À peine élu dimanche président du Chili, l'homme d'affaires de droite Sebastia Pinera a affolé la Bourse, déclenché une polémique sur l'avenir du géant public du cuivre Codelco et annoncé qu'il allait appliquer ses méthodes d'entrepreneur à la tête du pays.

Ce multimillionnaire de 60 ans a aussi confirmé qu'il inviterait des membres de la «Concertation» (coalition de centre-gauche) à participer à un gouvernement «d'unité», une initiative à même de déstabiliser la coalition au pouvoir, qui passera dans deux mois dans l'opposition pour la première fois depuis 20 ans.

«Bien sûr que nous voulons des figures indépendantes et de la Concertation», a déclaré Pinera au quotidien La Segunda.

En parallèle, il a rappelé qu'il ne mettrait «pas de veto» à l'intégration de personnes ayant travaillé pour «d'autres» gouvernements, en réponse à une question sur l'éventuelle nomination d'ex-collaborateurs de la dictature militaire (1973-90).

Joaquin Lavin, économiste libéral qui fut conseiller économique du régime militaire, puis candidat présidentiel (en 1999, 2005) de la très conservatrice UDI, est un des pressentis. Une personne «de mérite et de talent», a commenté Pinera.

Décrit en affaires comme minutieux, exigeant, enclin à tout contrôler, Pinera souhaite imprimer ce style managerial au gouvernement.

«Les ministres n'auront pas une minute tranquille», a-t-il lancé sur la chaîne Mega. Sur Canal 13, il a ajouté qu'il voulait imposer à chaque ministre «un plan de route» et des délais d'exécution de «30 jours, six mois, un an» suivant les projets.

Pinera a déjà créé une polémique avec le gouvernement en annonçant des «changements profonds» à Codelco, le géant public du cuivre, premier producteur du monde (11%) qui «a perdu en compétitivité et efficacité». Pour lui, Codelco doit rester public, mais a besoin «de capital frais».

«Nous pensons que l'entreprise peut parfaitement poursuivre son développement et son apport au Chili (...) dans l'état actuel», a répliqué le ministre des Mines Santiago Gonzalez. Les puissants syndicats, «attentifs» aux propos de Pinera, se sont dit «mi-sereins, mi-inquiets».

C'est sur les marchés que l'impact de son élection a été le plus spectaculaire: devant la flambée de leur cours, la Bourse de Santiago a suspendu mardi la cotation des titres d'Axxion, groupe par lequel le multimillionnaire contrôle notamment 19% de LAN, la première compagnie aérienne d'Amérique du Sud (il en détient 26% au total).

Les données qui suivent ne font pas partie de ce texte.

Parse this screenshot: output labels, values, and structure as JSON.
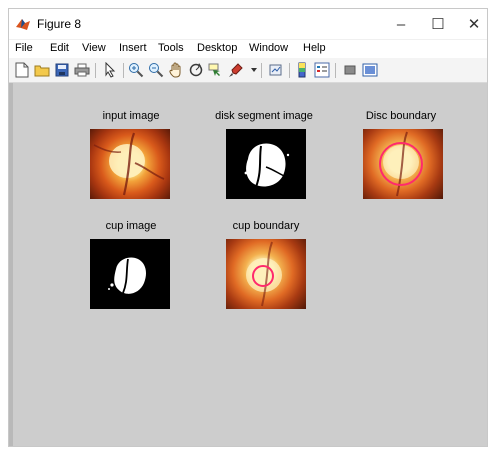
{
  "window": {
    "title": "Figure 8",
    "controls": {
      "minimize": "–",
      "maximize": "☐",
      "close": "✕"
    }
  },
  "menu": {
    "items": [
      "File",
      "Edit",
      "View",
      "Insert",
      "Tools",
      "Desktop",
      "Window",
      "Help"
    ]
  },
  "toolbar": {
    "buttons": [
      "new-figure",
      "open-file",
      "save",
      "print",
      "edit-plot",
      "zoom-in",
      "zoom-out",
      "pan",
      "rotate-3d",
      "data-cursor",
      "brush",
      "link",
      "insert-colorbar",
      "insert-legend",
      "hide-plot-tools",
      "show-plot-tools"
    ]
  },
  "panels": {
    "input": {
      "title": "input image"
    },
    "disk_segment": {
      "title": "disk segment image"
    },
    "disc_boundary": {
      "title": "Disc boundary"
    },
    "cup": {
      "title": "cup image"
    },
    "cup_boundary": {
      "title": "cup boundary"
    }
  },
  "colors": {
    "plot_background": "#cdcdcd",
    "boundary": "#ff2a6d"
  }
}
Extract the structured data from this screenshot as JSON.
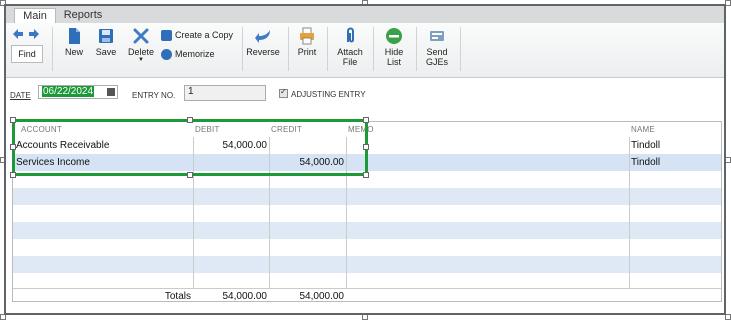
{
  "tabs": [
    {
      "label": "Main",
      "active": true
    },
    {
      "label": "Reports",
      "active": false
    }
  ],
  "toolbar": {
    "find_label": "Find",
    "new_label": "New",
    "save_label": "Save",
    "delete_label": "Delete",
    "create_copy_label": "Create a Copy",
    "memorize_label": "Memorize",
    "reverse_label": "Reverse",
    "print_label": "Print",
    "attach_label_1": "Attach",
    "attach_label_2": "File",
    "hide_label_1": "Hide",
    "hide_label_2": "List",
    "send_label_1": "Send",
    "send_label_2": "GJEs"
  },
  "form": {
    "date_label": "DATE",
    "date_value": "06/22/2024",
    "entry_no_label": "ENTRY NO.",
    "entry_no_value": "1",
    "adjusting_label": "ADJUSTING ENTRY",
    "adjusting_checked": true
  },
  "grid": {
    "headers": {
      "account": "ACCOUNT",
      "debit": "DEBIT",
      "credit": "CREDIT",
      "memo": "MEMO",
      "name": "NAME"
    },
    "rows": [
      {
        "account": "Accounts Receivable",
        "debit": "54,000.00",
        "credit": "",
        "memo": "",
        "name": "Tindoll"
      },
      {
        "account": "Services Income",
        "debit": "",
        "credit": "54,000.00",
        "memo": "",
        "name": "Tindoll"
      }
    ],
    "totals_label": "Totals",
    "total_debit": "54,000.00",
    "total_credit": "54,000.00"
  },
  "colors": {
    "selection_green": "#1b9a37",
    "row_stripe": "#dfe9f6",
    "selected_row": "#d5e3f4"
  }
}
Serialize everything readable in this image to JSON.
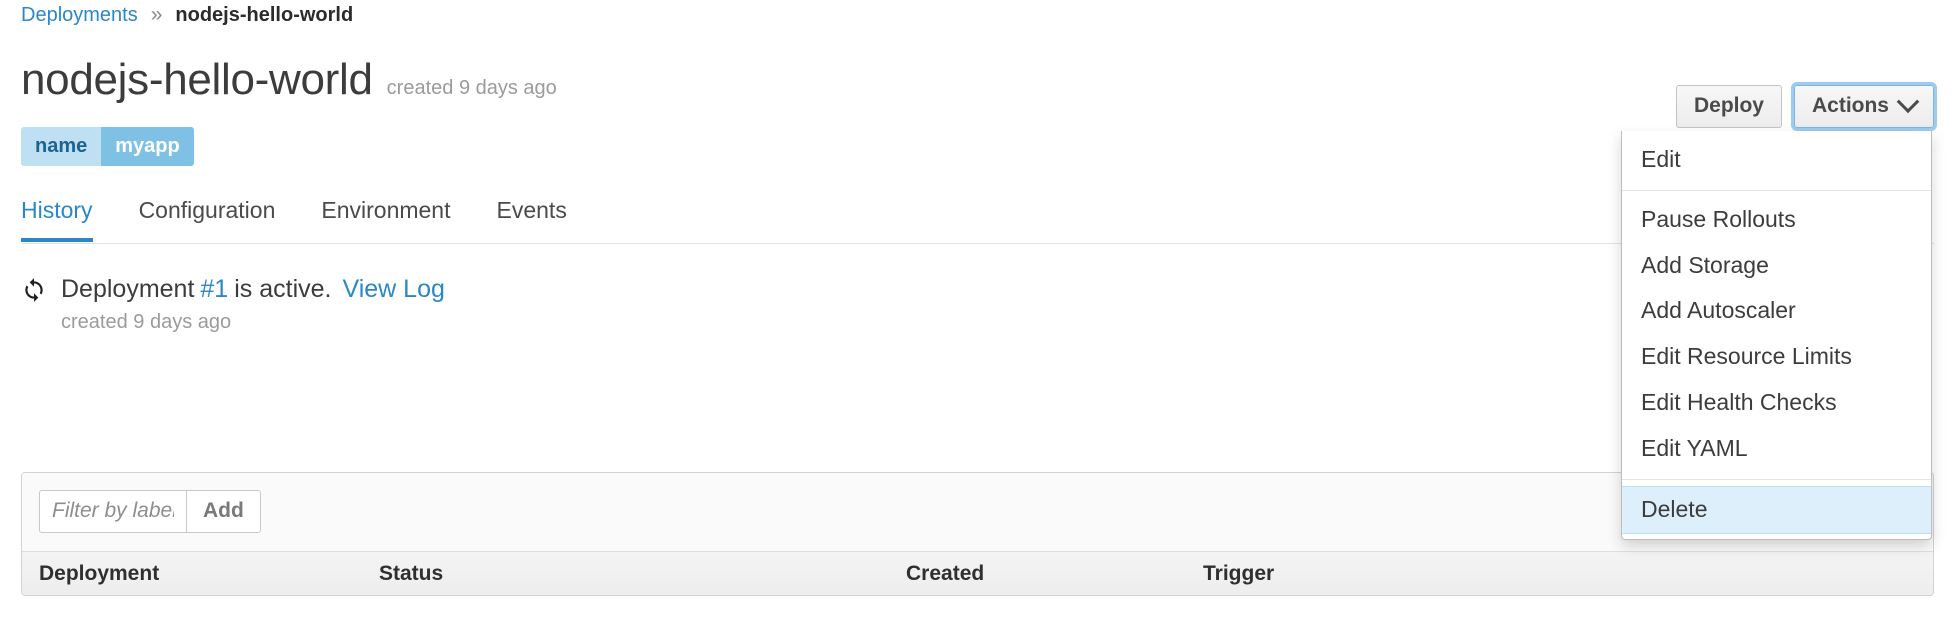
{
  "breadcrumb": {
    "parent": "Deployments",
    "separator": "»",
    "current": "nodejs-hello-world"
  },
  "header": {
    "title": "nodejs-hello-world",
    "subtitle": "created 9 days ago"
  },
  "toolbar": {
    "deploy_label": "Deploy",
    "actions_label": "Actions",
    "chevron_icon": "chevron-down-icon"
  },
  "labels": [
    {
      "key": "name",
      "value": "myapp"
    }
  ],
  "tabs": [
    {
      "label": "History",
      "active": true
    },
    {
      "label": "Configuration",
      "active": false
    },
    {
      "label": "Environment",
      "active": false
    },
    {
      "label": "Events",
      "active": false
    }
  ],
  "deployment_status": {
    "icon": "refresh-icon",
    "prefix": "Deployment",
    "number": "#1",
    "suffix": "is active.",
    "view_log_label": "View Log",
    "created": "created 9 days ago"
  },
  "panel": {
    "filter_placeholder": "Filter by label",
    "filter_value": "",
    "add_label": "Add",
    "columns": [
      "Deployment",
      "Status",
      "Created",
      "Trigger"
    ]
  },
  "actions_menu": {
    "items": [
      {
        "label": "Edit",
        "highlight": false,
        "divider_after": true
      },
      {
        "label": "Pause Rollouts",
        "highlight": false,
        "divider_after": false
      },
      {
        "label": "Add Storage",
        "highlight": false,
        "divider_after": false
      },
      {
        "label": "Add Autoscaler",
        "highlight": false,
        "divider_after": false
      },
      {
        "label": "Edit Resource Limits",
        "highlight": false,
        "divider_after": false
      },
      {
        "label": "Edit Health Checks",
        "highlight": false,
        "divider_after": false
      },
      {
        "label": "Edit YAML",
        "highlight": false,
        "divider_after": true
      },
      {
        "label": "Delete",
        "highlight": true,
        "divider_after": false
      }
    ]
  },
  "colors": {
    "link": "#2a88c8",
    "badge_key_bg": "#bfe0f2",
    "badge_value_bg": "#7fc0e5",
    "focus_ring": "#9ecbf0",
    "menu_highlight_bg": "#ddeffb"
  }
}
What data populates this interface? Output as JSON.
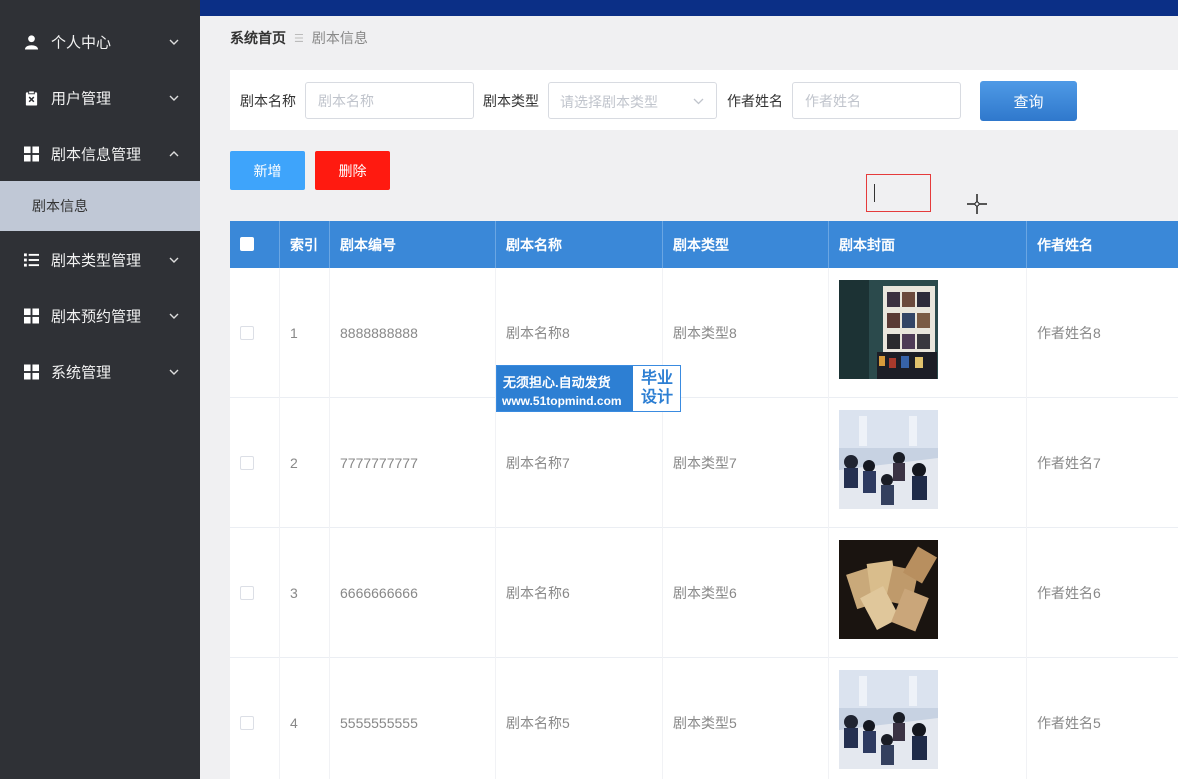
{
  "sidebar": {
    "items": [
      {
        "label": "个人中心",
        "icon": "user-icon"
      },
      {
        "label": "用户管理",
        "icon": "clipboard-x-icon"
      },
      {
        "label": "剧本信息管理",
        "icon": "grid-icon",
        "expanded": true,
        "children": [
          {
            "label": "剧本信息",
            "active": true
          }
        ]
      },
      {
        "label": "剧本类型管理",
        "icon": "list-icon"
      },
      {
        "label": "剧本预约管理",
        "icon": "grid-icon"
      },
      {
        "label": "系统管理",
        "icon": "grid-icon"
      }
    ]
  },
  "breadcrumb": {
    "home": "系统首页",
    "current": "剧本信息"
  },
  "search": {
    "name_label": "剧本名称",
    "name_placeholder": "剧本名称",
    "type_label": "剧本类型",
    "type_placeholder": "请选择剧本类型",
    "author_label": "作者姓名",
    "author_placeholder": "作者姓名",
    "query_button": "查询"
  },
  "actions": {
    "add": "新增",
    "delete": "删除"
  },
  "table": {
    "columns": [
      "索引",
      "剧本编号",
      "剧本名称",
      "剧本类型",
      "剧本封面",
      "作者姓名"
    ],
    "rows": [
      {
        "index": "1",
        "code": "8888888888",
        "name": "剧本名称8",
        "type": "剧本类型8",
        "cover": "bookshelf-room-photo",
        "author": "作者姓名8"
      },
      {
        "index": "2",
        "code": "7777777777",
        "name": "剧本名称7",
        "type": "剧本类型7",
        "cover": "group-at-table-photo",
        "author": "作者姓名7"
      },
      {
        "index": "3",
        "code": "6666666666",
        "name": "剧本名称6",
        "type": "剧本类型6",
        "cover": "cards-on-table-photo",
        "author": "作者姓名6"
      },
      {
        "index": "4",
        "code": "5555555555",
        "name": "剧本名称5",
        "type": "剧本类型5",
        "cover": "group-at-table-photo",
        "author": "作者姓名5"
      }
    ]
  },
  "watermark": {
    "line1": "无须担心.自动发货",
    "line2": "www.51topmind.com",
    "side1": "毕业",
    "side2": "设计"
  },
  "colors": {
    "sidebar": "#2f3136",
    "topbar": "#0b2f86",
    "table_header": "#3a88d8",
    "add_button": "#3ea4fb",
    "delete_button": "#ff1a10",
    "query_button": "#3a86d6"
  }
}
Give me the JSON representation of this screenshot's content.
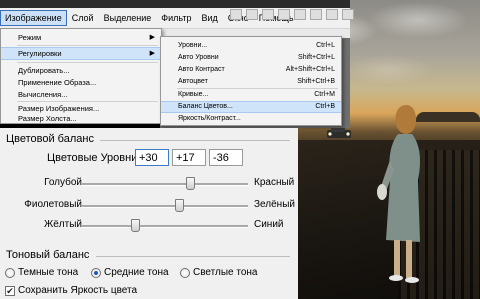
{
  "menubar": {
    "items": [
      "Изображение",
      "Слой",
      "Выделение",
      "Фильтр",
      "Вид",
      "Окно",
      "Помощь"
    ]
  },
  "image_menu": {
    "items": [
      {
        "label": "Режим",
        "has_submenu": true
      },
      {
        "label": "Регулировки",
        "has_submenu": true
      },
      {
        "label": "Дублировать..."
      },
      {
        "label": "Применение Образа..."
      },
      {
        "label": "Вычисления..."
      },
      {
        "label": "Размер Изображения..."
      },
      {
        "label": "Размер Холста..."
      }
    ]
  },
  "adjust_menu": {
    "items": [
      {
        "label": "Уровни...",
        "shortcut": "Ctrl+L"
      },
      {
        "label": "Авто Уровни",
        "shortcut": "Shift+Ctrl+L"
      },
      {
        "label": "Авто Контраст",
        "shortcut": "Alt+Shift+Ctrl+L"
      },
      {
        "label": "Автоцвет",
        "shortcut": "Shift+Ctrl+B"
      },
      {
        "label": "Кривые...",
        "shortcut": "Ctrl+M"
      },
      {
        "label": "Баланс Цветов...",
        "shortcut": "Ctrl+B"
      },
      {
        "label": "Яркость/Контраст...",
        "shortcut": ""
      }
    ]
  },
  "color_balance": {
    "group_title": "Цветовой баланс",
    "levels_label": "Цветовые Уровни:",
    "levels": [
      "+30",
      "+17",
      "-36"
    ],
    "sliders": [
      {
        "left": "Голубой",
        "right": "Красный",
        "value": 30
      },
      {
        "left": "Фиолетовый",
        "right": "Зелёный",
        "value": 17
      },
      {
        "left": "Жёлтый",
        "right": "Синий",
        "value": -36
      }
    ],
    "tone_title": "Тоновый баланс",
    "tones": [
      {
        "label": "Темные тона",
        "selected": false
      },
      {
        "label": "Средние тона",
        "selected": true
      },
      {
        "label": "Светлые тона",
        "selected": false
      }
    ],
    "preserve_label": "Сохранить Яркость цвета",
    "preserve_checked": true
  },
  "colors": {
    "highlight": "#cfe3f9",
    "dialog_bg": "#f0f0f0",
    "radio_dot": "#1f57b8"
  }
}
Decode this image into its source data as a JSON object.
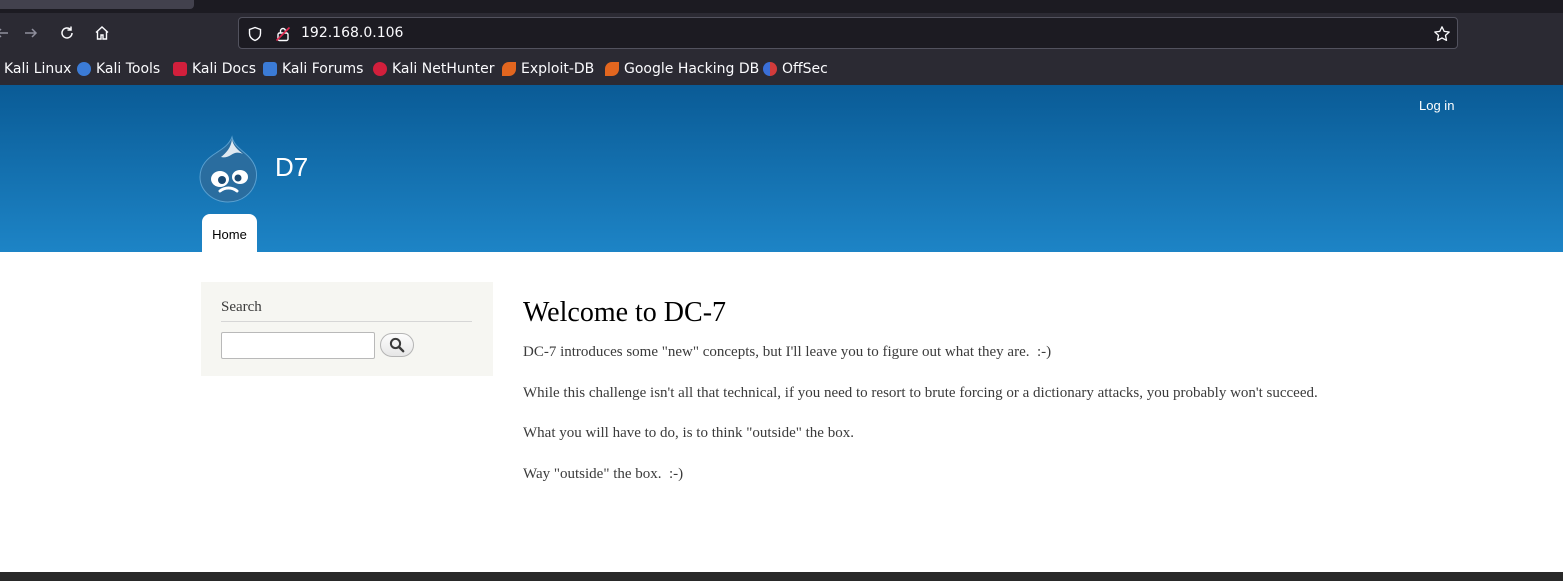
{
  "browser": {
    "url": "192.168.0.106",
    "bookmarks": [
      {
        "label": "Kali Linux",
        "icon": "kali-linux-icon",
        "color": "#2b2a33"
      },
      {
        "label": "Kali Tools",
        "icon": "kali-tools-icon",
        "color": "#3b7bd6"
      },
      {
        "label": "Kali Docs",
        "icon": "kali-docs-icon",
        "color": "#d21f3c"
      },
      {
        "label": "Kali Forums",
        "icon": "kali-forums-icon",
        "color": "#3b7bd6"
      },
      {
        "label": "Kali NetHunter",
        "icon": "kali-nethunter-icon",
        "color": "#d21f3c"
      },
      {
        "label": "Exploit-DB",
        "icon": "exploit-db-icon",
        "color": "#e2661f"
      },
      {
        "label": "Google Hacking DB",
        "icon": "google-hacking-db-icon",
        "color": "#e2661f"
      },
      {
        "label": "OffSec",
        "icon": "offsec-icon",
        "color": "#3a6fd8"
      }
    ]
  },
  "site": {
    "login_label": "Log in",
    "name": "D7",
    "nav_home": "Home",
    "header_colors": [
      "#0a5b96",
      "#1d84c6"
    ]
  },
  "sidebar": {
    "search_title": "Search",
    "search_value": ""
  },
  "content": {
    "title": "Welcome to DC-7",
    "paragraphs": [
      "DC-7 introduces some \"new\" concepts, but I'll leave you to figure out what they are.  :-)",
      "While this challenge isn't all that technical, if you need to resort to brute forcing or a dictionary attacks, you probably won't succeed.",
      "What you will have to do, is to think \"outside\" the box.",
      "Way \"outside\" the box.  :-)"
    ]
  }
}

«La cotation et les transactions sont suspendues, en raison d'une variation significative des cours», a déclaré la Bourse, après que les titres d'Axxion eurent bondi de 21,43% à la mi-journée, dépassant le seuil maximal prévu par l'autorité régulatrice.

Pinera s'est engagé à céder ses parts de LAN avant d'assumer la présidence le 11 mars et a déjà délégué nombre de ses investissements à des fonds aveugles de gestion, dans lesquels il n'intervient plus.

Pour les analystes, la hausse est compréhensible, le marché anticipant une vente fructueuse des actions de LAN. Mais elle va raviver les craintes de conflit d'intérêt qui ont troublé le campagne de Pinera.

«Un lien important existe entre affaires et politique. La preuve: un jour après l'élection de Pinera, le marché réagit et prévoit que ses sociétés vont prendre de la valeur dans les années à venir, avec sa présidence», relève Juan Carlos Scapini, économiste à l'Université centrale du Chili.